[…] La brume, c’est quand le ciel est las de voler
et qu’il pose au sol sa machine molle :
le monde alors devient flou et paperasseux
comme des gravures sous du papier de soie.
La pluie, c’est quand la terre devient de la télévision.
Elle a la propriété d’assombrir les couleurs.
Model T est une pièce dont la serrure se trouve à l’intérieur :
on tourne une clé pour laisser le monde libre de se déplacer,
si rapidement qu’il y a un film à suivre
pour ne rien manquer.
Le temps est attaché au poignet
ou conservé dans une petite boîte, et il tique d’impatience.
Dans les maisons sommeille un appareil hanté
qui ronfle quand on le décroche.
Si le fantôme crie, ils l’approchent 
de leurs lèvres et le calment avec des sons
et il se rendort. Mais ensuite ils le réveillent délibérément
en le chatouillant d’un doigt...
Seuls les petits ont le droit d’être ouvertement malheureux.
Les adultes, eux, vont dans un cabinet de punition
où il y a de l’eau courante mais rien à manger.
Ils en ferment la porte à clé et supportent les bruits
tout seuls.
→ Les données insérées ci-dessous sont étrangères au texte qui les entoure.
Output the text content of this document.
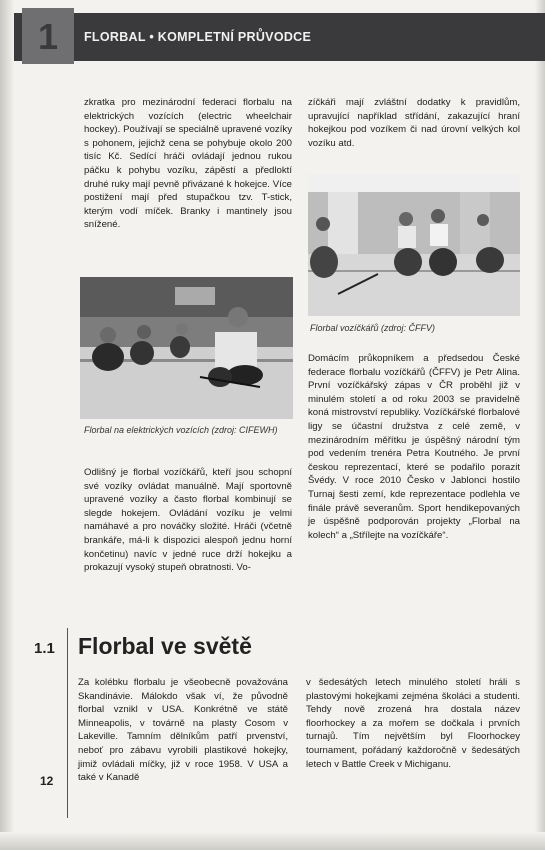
1	FLORBAL • KOMPLETNÍ PRŮVODCE

zkratka pro mezinárodní federaci florbalu na elektrických vozících (electric wheelchair hockey). Používají se speciálně upravené vozíky s pohonem, jejichž cena se pohybuje okolo 200 tisíc Kč. Sedící hráči ovládají jednou rukou páčku k pohybu vozíku, zápěstí a předloktí druhé ruky mají pevně přivázané k hokejce. Více postižení mají před stupačkou tzv. T-stick, kterým vodí míček. Branky i mantinely jsou snížené.

Florbal na elektrických vozících (zdroj: CIFEWH)

Odlišný je florbal vozíčkářů, kteří jsou schopní své vozíky ovládat manuálně. Mají sportovně upravené vozíky a často florbal kombinují se slegde hokejem. Ovládání vozíku je velmi namáhavé a pro nováčky složité. Hráči (včetně brankáře, má-li k dispozici alespoň jednu horní končetinu) navíc v jedné ruce drží hokejku a prokazují vysoký stupeň obratnosti. Vo-

zíčkáři mají zvláštní dodatky k pravidlům, upravující například střídání, zakazující hraní hokejkou pod vozíkem či nad úrovní velkých kol vozíku atd.

Florbal vozíčkářů (zdroj: ČFFV)

Domácím průkopníkem a předsedou České federace florbalu vozíčkářů (ČFFV) je Petr Alina. První vozíčkářský zápas v ČR proběhl již v minulém století a od roku 2003 se pravidelně koná mistrovství republiky. Vozíčkářské florbalové ligy se účastní družstva z celé země, v mezinárodním měřítku je úspěšný národní tým pod vedením trenéra Petra Koutného. Je první českou reprezentací, které se podařilo porazit Švédy. V roce 2010 Česko v Jablonci hostilo Turnaj šesti zemí, kde reprezentace podlehla ve finále právě severanům. Sport hendikepovaných je úspěšně podporován projekty „Florbal na kolech“ a „Střílejte na vozíčkáře“.

1.1 Florbal ve světě

Za kolébku florbalu je všeobecně považována Skandinávie. Málokdo však ví, že původně florbal vznikl v USA. Konkrétně ve státě Minneapolis, v továrně na plasty Cosom v Lakeville. Tamním dělníkům patří prvenství, neboť pro zábavu vyrobili plastikové hokejky, jimiž ovládali míčky, již v roce 1958. V USA a také v Kanadě

v šedesátých letech minulého století hráli s plastovými hokejkami zejména školáci a studenti. Tehdy nově zrozená hra dostala název floorhockey a za mořem se dočkala i prvních turnajů. Tím největším byl Floorhockey tournament, pořádaný každoročně v šedesátých letech v Battle Creek v Michiganu.

12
Nul n’en est exempt 
et la tristesse de chacun a une odeur différente.
Au soir, quand meurent toutes les couleurs,
ils se cachent par paires
et lisent des choses sur eux-mêmes –
en couleurs, paupières closes.

 Traduction de Michel Remy. Anthologie bilingue de la poésie anglaise, « Bibliothèque de la Pléiade » © Craig Raine © Éditions Gallimard, 2005.

 

Un Martien sur la planète bleue, c’est comme un Persan à Paris. Sauf que Craig Raine est anglais, et que sa fantaisie pince-sans-rire a une portée métaphysique autre que les lettres satiriques de Montesquieu. Plonger dans l’inconnu, d’accord, mais au téléphone ou en Ford T.